Nestin expression was also detected in endothelial cells of newly formed blood vessels (Matsuda et al. 2013) and myofibroblasts (Beguin et al. 2012), demonstrating the regenerative character of nestin expression. So the higher number of nestin-expressing cells in the muscle layers that we found, could suggest that also complementary neuronal progenitor cells outside of myenteric plexus (ganglia) are stimulated during intestinal adaptation.
However, the nestin expression detected in SBS samples within the muscle layers was comparable to that observed in the myenteric plexus. This could point to an intensified influence of the ENS within the smooth muscle layers and intrinsic activation of neural precursors. It is discussed that after 5-HT4 activation, newly born neurons appeared in extra-ganglionic locations and migrated into MP (Liu et al. 2009). Thus, the ENS may execute a more substantial influence and intrinsic activation of neural precursors on the smooth muscle layers, as was previously suggested (Birbrair et al. 2013). Furthermore, the enteric neurons inside the myenteric plexus (ganglia) and neural precursors on the smooth muscle layers could activate or enhance the proliferation of the muscle cells.
In conclusion, our results show an upregulation of nestin in SBS and evidence that the ENS activates its neurogenic potential and participates in intestinal adaptation.

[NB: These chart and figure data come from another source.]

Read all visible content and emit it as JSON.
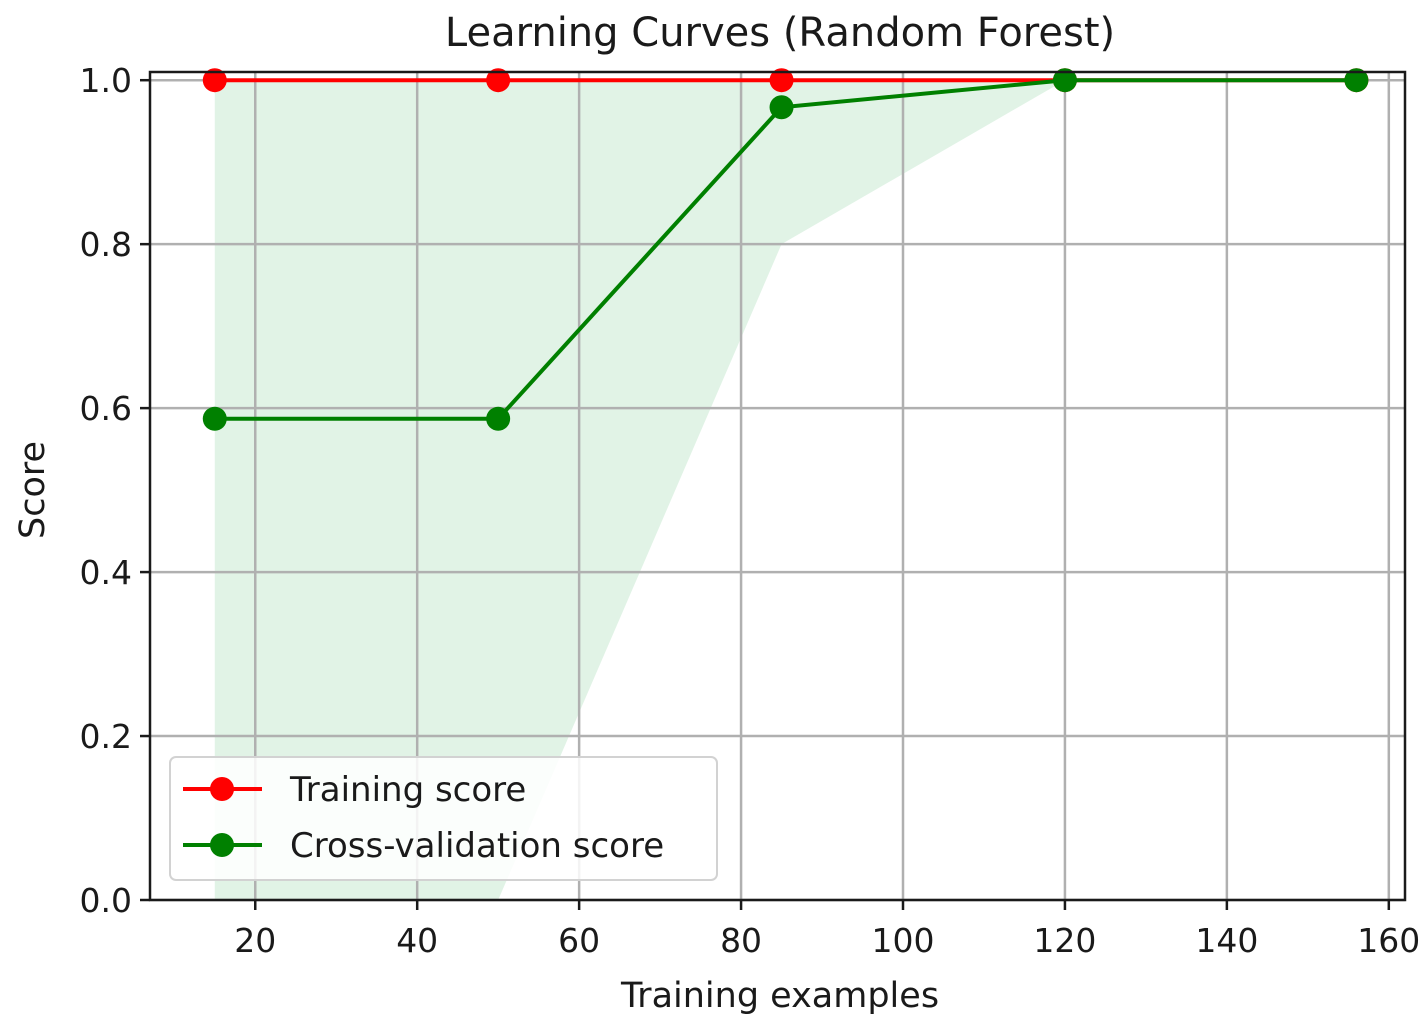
{
  "chart_data": {
    "type": "line",
    "title": "Learning Curves (Random Forest)",
    "xlabel": "Training examples",
    "ylabel": "Score",
    "xlim": [
      7,
      162
    ],
    "ylim": [
      0.0,
      1.01
    ],
    "xticks": [
      20,
      40,
      60,
      80,
      100,
      120,
      140,
      160
    ],
    "xtick_labels": [
      "20",
      "40",
      "60",
      "80",
      "100",
      "120",
      "140",
      "160"
    ],
    "yticks": [
      0.0,
      0.2,
      0.4,
      0.6,
      0.8,
      1.0
    ],
    "ytick_labels": [
      "0.0",
      "0.2",
      "0.4",
      "0.6",
      "0.8",
      "1.0"
    ],
    "grid": true,
    "legend_position": "lower-left",
    "x": [
      15,
      50,
      85,
      120,
      156
    ],
    "series": [
      {
        "name": "Training score",
        "color": "#ff0000",
        "values": [
          1.0,
          1.0,
          1.0,
          1.0,
          1.0
        ],
        "band_lower": [
          1.0,
          1.0,
          1.0,
          1.0,
          1.0
        ],
        "band_upper": [
          1.0,
          1.0,
          1.0,
          1.0,
          1.0
        ]
      },
      {
        "name": "Cross-validation score",
        "color": "#008000",
        "band_color": "#b8e2c4",
        "values": [
          0.587,
          0.587,
          0.967,
          1.0,
          1.0
        ],
        "band_lower": [
          0.0,
          0.0,
          0.8,
          1.0,
          1.0
        ],
        "band_upper": [
          1.0,
          1.0,
          1.0,
          1.0,
          1.0
        ]
      }
    ]
  }
}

Moreover, we showed that smooth muscle hypertrophy has a strong positive correlation with the activation of nestin-positive cells in the myenteric plexus (r = 0.7524, p < 0.0001), as well as in muscle layers (r = 0.8065, p < 0.0001). A pronounced positive correlation between the proportion of stem cells in the myenteric plexus and smooth muscle hypertrophy allows us to consider the muscle layers of the small intestine and the ENS as a single neuromuscular complex, which plays an essential role in the functioning of the small intestine.
In summary, we have identified several readjustments in the gut following SBS, such us an increase in the diameter of the small intestine, hypertrophy of the small intestine muscle layers, and an increase in the proportion of neuronal stem cells in both the myenteric plexus (ganglia) and the small intestine muscle layers. These observations represent the most important pathophysiological mechanisms in SBS and occur in patients with this pathology. Finally, all these changes induce dilated areas of small bowel with muscular wall hypertrophy.

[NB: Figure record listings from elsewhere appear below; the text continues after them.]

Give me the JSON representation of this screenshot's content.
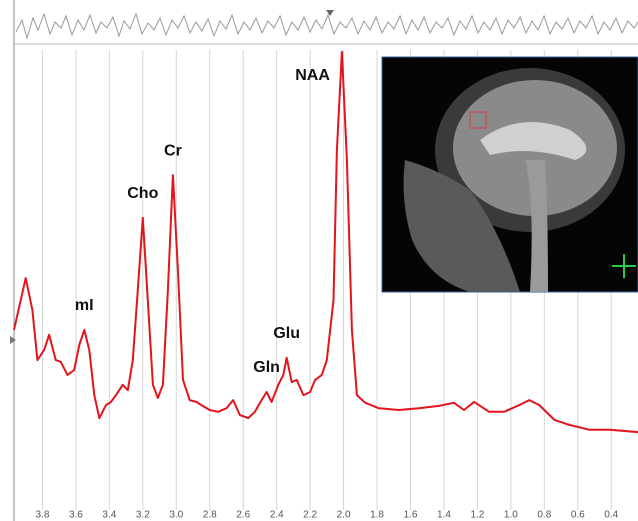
{
  "chart_data": {
    "type": "line",
    "x": [
      3.97,
      3.93,
      3.9,
      3.86,
      3.83,
      3.79,
      3.76,
      3.72,
      3.69,
      3.65,
      3.61,
      3.58,
      3.55,
      3.52,
      3.49,
      3.46,
      3.42,
      3.39,
      3.36,
      3.32,
      3.29,
      3.26,
      3.23,
      3.2,
      3.17,
      3.14,
      3.11,
      3.08,
      3.05,
      3.02,
      2.99,
      2.96,
      2.92,
      2.88,
      2.85,
      2.8,
      2.75,
      2.7,
      2.66,
      2.62,
      2.57,
      2.53,
      2.49,
      2.46,
      2.43,
      2.39,
      2.36,
      2.34,
      2.31,
      2.28,
      2.24,
      2.2,
      2.17,
      2.13,
      2.1,
      2.06,
      2.04,
      2.01,
      1.98,
      1.95,
      1.92,
      1.87,
      1.79,
      1.67,
      1.55,
      1.43,
      1.34,
      1.28,
      1.22,
      1.13,
      1.04,
      0.95,
      0.89,
      0.83,
      0.74,
      0.65,
      0.53,
      0.41,
      0.24
    ],
    "series": [
      {
        "color": "#e3141c",
        "values": [
          37.8,
          44.4,
          49.3,
          42.2,
          31.1,
          33.3,
          36.7,
          31.1,
          30.7,
          27.8,
          28.9,
          34.4,
          37.8,
          33.3,
          23.3,
          18.2,
          21.1,
          21.8,
          23.3,
          25.6,
          24.4,
          31.1,
          46.7,
          62.7,
          44.4,
          25.6,
          22.7,
          25.6,
          46.7,
          72.2,
          51.1,
          26.7,
          22.2,
          21.8,
          21.1,
          20.0,
          19.6,
          20.4,
          22.2,
          18.9,
          18.2,
          19.6,
          22.2,
          24.0,
          21.8,
          25.6,
          27.8,
          31.6,
          26.2,
          26.7,
          23.3,
          24.0,
          26.7,
          27.8,
          31.1,
          44.4,
          77.8,
          99.6,
          75.6,
          37.8,
          23.3,
          21.6,
          20.4,
          20.0,
          20.4,
          20.9,
          21.6,
          20.0,
          21.8,
          19.6,
          19.6,
          21.1,
          22.2,
          21.1,
          17.8,
          16.7,
          15.6,
          15.6,
          15.1
        ]
      }
    ],
    "xlim": [
      3.97,
      0.24
    ],
    "ylim": [
      0,
      100
    ],
    "xticks": [
      3.8,
      3.6,
      3.4,
      3.2,
      {
        "value": 3,
        "label": "3.0"
      },
      2.8,
      2.6,
      2.4,
      2.2,
      {
        "value": 2,
        "label": "2.0"
      },
      1.8,
      1.6,
      1.4,
      1.2,
      {
        "value": 1,
        "label": "1.0"
      },
      0.8,
      0.6,
      0.4
    ],
    "grid": true,
    "annotations": [
      {
        "text": "mI",
        "x": 3.55
      },
      {
        "text": "Cho",
        "x": 3.2
      },
      {
        "text": "Cr",
        "x": 3.02
      },
      {
        "text": "Gln",
        "x": 2.46
      },
      {
        "text": "Glu",
        "x": 2.34
      },
      {
        "text": "NAA",
        "x": 2.01
      }
    ]
  }
}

From a clinical point of view, this phenomenon suggests that the diameter of the small intestine must be measured regularly in patients with SBS. This step will make possible a timely recognition of the small bowel dilatation and the development of intestinal congestion, as well as enable future indications for intestinal lengthening surgeries in a prompt manner.

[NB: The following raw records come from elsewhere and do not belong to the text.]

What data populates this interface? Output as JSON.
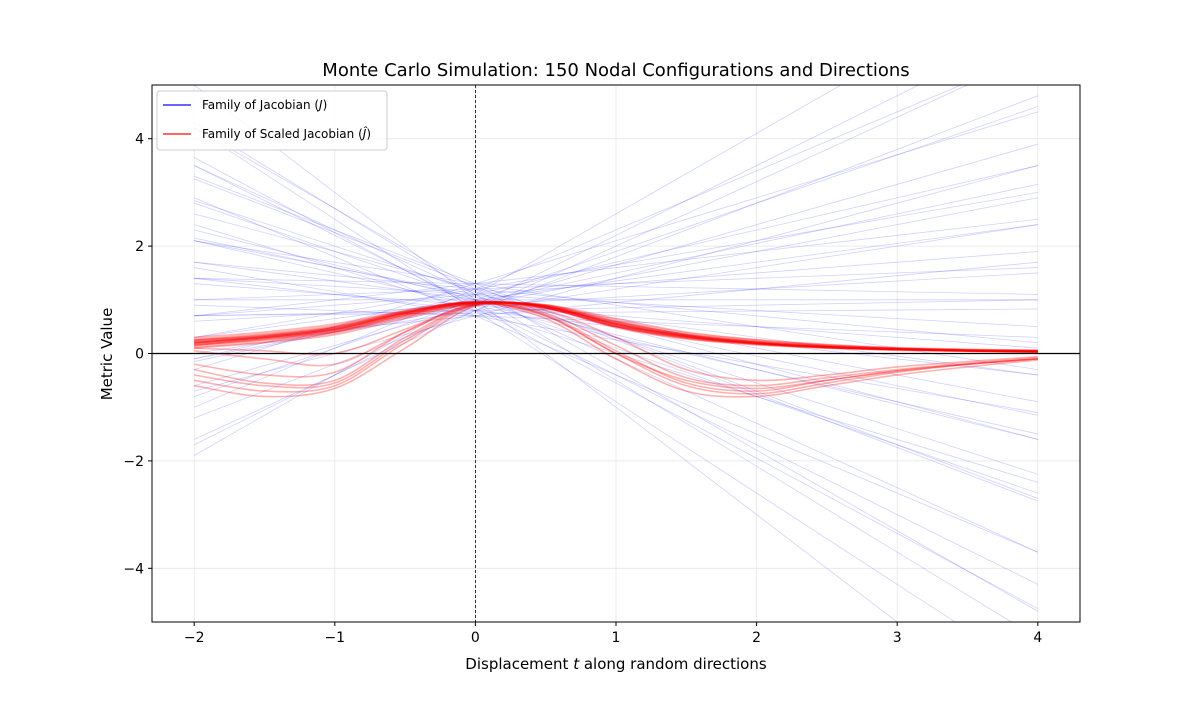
{
  "chart_data": {
    "type": "line",
    "title": "Monte Carlo Simulation: 150 Nodal Configurations and Directions",
    "xlabel_parts": [
      "Displacement ",
      "t",
      " along random directions"
    ],
    "ylabel": "Metric Value",
    "xlim": [
      -2.3,
      4.3
    ],
    "ylim": [
      -5,
      5
    ],
    "xticks": [
      -2,
      -1,
      0,
      1,
      2,
      3,
      4
    ],
    "xtick_labels": [
      "−2",
      "−1",
      "0",
      "1",
      "2",
      "3",
      "4"
    ],
    "yticks": [
      -4,
      -2,
      0,
      2,
      4
    ],
    "ytick_labels": [
      "−4",
      "−2",
      "0",
      "2",
      "4"
    ],
    "grid": true,
    "legend_placement": "top-left",
    "reference_lines": {
      "horizontal_y": 0,
      "vertical_x": 0
    },
    "series": [
      {
        "name": "Family of Jacobian (J)",
        "legend_parts": [
          "Family of Jacobian (",
          "J",
          ")"
        ],
        "color": "#0000ff",
        "x_range": [
          -2,
          4
        ],
        "lines_intercept_slope": [
          [
            1.0,
            -2
          ],
          [
            0.8,
            -1.7
          ],
          [
            1.2,
            -1.5
          ],
          [
            0.9,
            -1.3
          ],
          [
            1.1,
            -1.2
          ],
          [
            0.7,
            -1.1
          ],
          [
            1.3,
            -1
          ],
          [
            1.0,
            -0.9
          ],
          [
            0.8,
            -0.8
          ],
          [
            1.2,
            -0.7
          ],
          [
            0.9,
            -0.6
          ],
          [
            1.1,
            -0.5
          ],
          [
            0.7,
            -0.45
          ],
          [
            1.3,
            -0.4
          ],
          [
            1.0,
            -0.35
          ],
          [
            0.8,
            -0.3
          ],
          [
            1.2,
            -0.25
          ],
          [
            0.9,
            -0.2
          ],
          [
            1.1,
            -0.15
          ],
          [
            0.7,
            -0.1
          ],
          [
            1.3,
            -0.05
          ],
          [
            1.0,
            0
          ],
          [
            0.8,
            0.05
          ],
          [
            1.2,
            0.1
          ],
          [
            0.9,
            0.15
          ],
          [
            1.1,
            0.2
          ],
          [
            0.7,
            0.25
          ],
          [
            1.3,
            0.3
          ],
          [
            1.0,
            0.35
          ],
          [
            0.8,
            0.4
          ],
          [
            1.2,
            0.45
          ],
          [
            0.9,
            0.5
          ],
          [
            1.1,
            0.6
          ],
          [
            0.7,
            0.7
          ],
          [
            1.3,
            0.8
          ],
          [
            1.0,
            0.9
          ],
          [
            0.8,
            1.0
          ],
          [
            1.2,
            1.1
          ],
          [
            0.9,
            1.3
          ],
          [
            1.1,
            1.5
          ],
          [
            0.85,
            -1.4
          ],
          [
            1.05,
            -0.55
          ],
          [
            0.95,
            0.55
          ],
          [
            1.15,
            -0.85
          ],
          [
            0.75,
            0.02
          ],
          [
            1.25,
            -1.0
          ],
          [
            0.9,
            0.75
          ],
          [
            1.0,
            -0.65
          ],
          [
            0.8,
            1.2
          ],
          [
            1.1,
            -1.6
          ]
        ]
      },
      {
        "name": "Family of Scaled Jacobian (Ĵ)",
        "legend_parts": [
          "Family of Scaled Jacobian (",
          "Ĵ",
          ")"
        ],
        "color": "#ff0000",
        "x": [
          -2,
          -1.5,
          -1,
          -0.5,
          0,
          0.5,
          1,
          1.5,
          2,
          2.5,
          3,
          3.5,
          4
        ],
        "curves": [
          [
            0.2,
            0.3,
            0.45,
            0.75,
            0.95,
            0.88,
            0.55,
            0.32,
            0.2,
            0.12,
            0.08,
            0.05,
            0.04
          ],
          [
            0.15,
            0.25,
            0.4,
            0.7,
            0.93,
            0.9,
            0.6,
            0.35,
            0.22,
            0.14,
            0.09,
            0.06,
            0.05
          ],
          [
            0.25,
            0.35,
            0.5,
            0.78,
            0.96,
            0.85,
            0.5,
            0.28,
            0.17,
            0.1,
            0.07,
            0.04,
            0.03
          ],
          [
            0.1,
            0.2,
            0.35,
            0.65,
            0.92,
            0.9,
            0.62,
            0.38,
            0.25,
            0.16,
            0.1,
            0.07,
            0.05
          ],
          [
            0.3,
            0.4,
            0.55,
            0.8,
            0.97,
            0.86,
            0.52,
            0.3,
            0.18,
            0.11,
            0.07,
            0.05,
            0.03
          ],
          [
            0.18,
            0.28,
            0.43,
            0.72,
            0.94,
            0.87,
            0.57,
            0.34,
            0.21,
            0.13,
            0.09,
            0.06,
            0.04
          ],
          [
            0.22,
            0.32,
            0.48,
            0.76,
            0.95,
            0.89,
            0.58,
            0.36,
            0.23,
            0.15,
            0.1,
            0.07,
            0.06
          ],
          [
            0.12,
            0.22,
            0.38,
            0.68,
            0.93,
            0.91,
            0.65,
            0.4,
            0.26,
            0.17,
            0.11,
            0.08,
            0.06
          ],
          [
            0.27,
            0.37,
            0.52,
            0.79,
            0.96,
            0.84,
            0.48,
            0.27,
            0.16,
            0.1,
            0.06,
            0.04,
            0.02
          ],
          [
            0.2,
            0.31,
            0.46,
            0.74,
            0.95,
            0.88,
            0.56,
            0.33,
            0.2,
            0.12,
            0.08,
            0.05,
            0.04
          ],
          [
            0.16,
            0.26,
            0.41,
            0.71,
            0.94,
            0.89,
            0.59,
            0.35,
            0.22,
            0.14,
            0.09,
            0.06,
            0.05
          ],
          [
            0.24,
            0.34,
            0.49,
            0.77,
            0.96,
            0.87,
            0.54,
            0.31,
            0.19,
            0.11,
            0.07,
            0.05,
            0.03
          ],
          [
            0.2,
            0.3,
            0.45,
            0.75,
            0.95,
            0.7,
            0.0,
            -0.6,
            -0.75,
            -0.55,
            -0.35,
            -0.2,
            -0.1
          ],
          [
            0.15,
            0.28,
            0.42,
            0.72,
            0.94,
            0.75,
            0.15,
            -0.45,
            -0.6,
            -0.45,
            -0.3,
            -0.18,
            -0.08
          ],
          [
            0.25,
            0.33,
            0.48,
            0.77,
            0.95,
            0.65,
            -0.1,
            -0.7,
            -0.8,
            -0.6,
            -0.4,
            -0.25,
            -0.12
          ],
          [
            0.18,
            0.29,
            0.44,
            0.74,
            0.94,
            0.8,
            0.3,
            -0.3,
            -0.5,
            -0.4,
            -0.25,
            -0.15,
            -0.06
          ],
          [
            0.22,
            0.31,
            0.46,
            0.76,
            0.95,
            0.72,
            0.05,
            -0.55,
            -0.7,
            -0.5,
            -0.33,
            -0.2,
            -0.1
          ],
          [
            -0.5,
            -0.7,
            -0.6,
            0.2,
            0.9,
            0.85,
            0.5,
            0.3,
            0.18,
            0.12,
            0.08,
            0.05,
            0.03
          ],
          [
            -0.3,
            -0.55,
            -0.5,
            0.3,
            0.92,
            0.86,
            0.52,
            0.31,
            0.19,
            0.12,
            0.08,
            0.05,
            0.03
          ],
          [
            -0.6,
            -0.8,
            -0.65,
            0.1,
            0.88,
            0.84,
            0.5,
            0.29,
            0.18,
            0.11,
            0.07,
            0.05,
            0.03
          ],
          [
            -0.2,
            -0.4,
            -0.35,
            0.4,
            0.93,
            0.87,
            0.55,
            0.33,
            0.2,
            0.13,
            0.08,
            0.06,
            0.04
          ],
          [
            -0.4,
            -0.6,
            -0.55,
            0.25,
            0.9,
            0.7,
            0.0,
            -0.5,
            -0.65,
            -0.5,
            -0.32,
            -0.2,
            -0.1
          ],
          [
            0.1,
            0.05,
            0.0,
            0.45,
            0.92,
            0.88,
            0.55,
            0.33,
            0.2,
            0.13,
            0.08,
            0.05,
            0.04
          ],
          [
            0.05,
            -0.1,
            -0.2,
            0.4,
            0.91,
            0.86,
            0.53,
            0.32,
            0.19,
            0.12,
            0.08,
            0.05,
            0.04
          ]
        ]
      }
    ]
  }
}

In conclusion, smooth muscle hypertrophy and neuroplasticity characterize the intestinal re-adaptation in SBS. The ENS activates its neurogenic potential through the neural stem cells and thereby participates in the intestinal adaptation. This process is tightly correlated with an increased expression of neural precursors in the ENS and an increase of the muscle tissue in muscle layers. Since the mechanism of intestinal adaptation is complex and the role of the ENS comprises neural stem cell regulation, further research on enteric glial and neuronal cells is necessary to elucidate the role of enteric neural stem cells in this process.